* Saudi Arabia Spent at least $1.5bn on ‘Sportswashing’
* Taliban Believe They Have Already Won
* Sisi’s Incompetence
Saudi Arabia Spent at least $1.5bn on ‘Sportswashing’
Saudi Arabia has spent at least $1.5bn on high-profile international sporting events in a bid to bolster its reputation, a new report reveals. The oil-rich nation has invested millions across the sporting world, the report by the human rights organisation Grant Liberty says, from chess championships to golf, tennis and $60m alone on the Saudi Cup, the world’s richest horse-racing event with prize money of $20m. The report, also details the Kingdom’s $650m ten-year deal with Formula One, whose world championships begin this Sunday and for the first time will include a race in the port city of Jeddah. Grant Liberty’s analysis outlines the momentous scale of Saudi Arabia’s investments in what they term “sportswashing,” the practice of investing or hosting sporting events in a bid to obscure the Kingdom’s poor human rights record, and tout itself as a new leading global venue for tourism and events.
Taliban Believe They Have Already Won
In the week when Taliban’s deputy leader, Sirajuddin Haqqani, said the Taliban has defeated the enemy Afghanistan’s Tolo News reported that the Biden administration has asked the Taliban to agree to a continued US presence in Afghanistan for three or six months past May 1st. After Biden’s comments, the Taliban responded and warned if US troops remain in the country past May 1st that they would be targeted. Since the Doha Agreement was signed, the Taliban has lived up to its commitment not to attack US forces. February 8th marked the first full year that no US troops died in combat in Afghanistan since the war started. The question is if Biden will choose to stay past May 1st without the approval of the Taliban, which would likely mean an escalation of the almost 20-year-old war. What is for certain is that it’s not the US, but the Taliban that have the upper hand in any negotiations.

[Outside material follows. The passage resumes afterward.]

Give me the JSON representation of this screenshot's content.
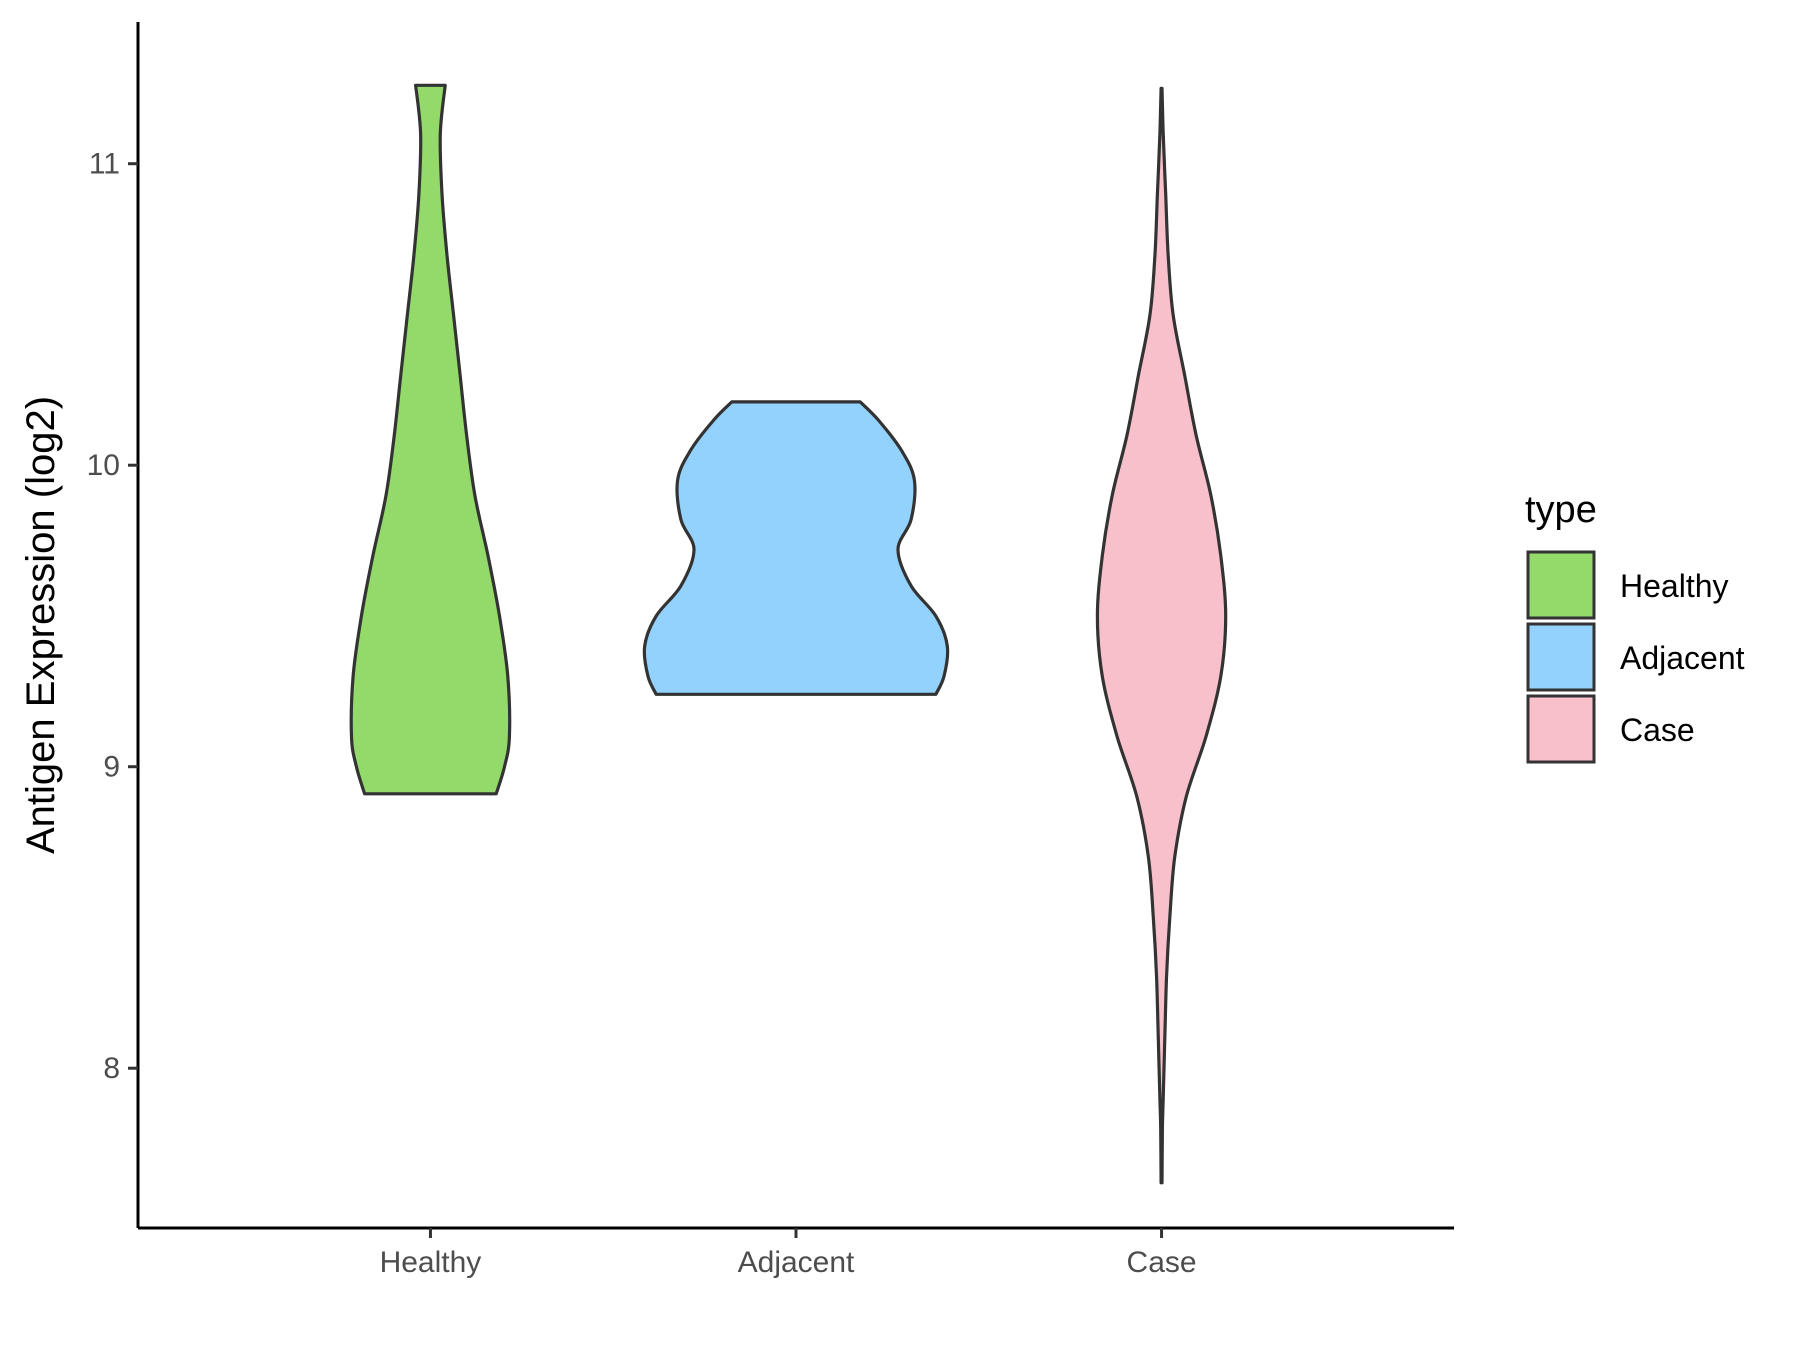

Whilst much of the world’s watched the problems caused by the closure of the Suez Canal due to a mega ship hitting groups when a dust storm was taking place. The regime response was nowhere to be seen. In Egypt for 26 hours, there was not a word about the closed canal, the shipping backing up in the Mediterranean and the Red Sea, or of the Ever Given itself. Instead, the Suez Canal Authority (SCA) issued a media statement announcing the successful transit of an Italian cruise ship with 65 Covid-19 cases aboard. There was a media blackout. And a day later that the lying started, with the first official statement noting that efforts were “continuing to reopen the canal”. The SCA downplayed the impacts on navigation, sending a “message of assurance that the navigation will continue as usual”. The authority warned journalists not to heed any news or rumours about the most serious incident to block the canal since the 1973 Arab-Israeli War. On Thursday, two days after the chaos had started, the SCA officially announced that navigation had been suspended. The incompetence of Sisi’s regime has already made Egypt a difficult place to live, but now his incompetence threatens a major international waterway.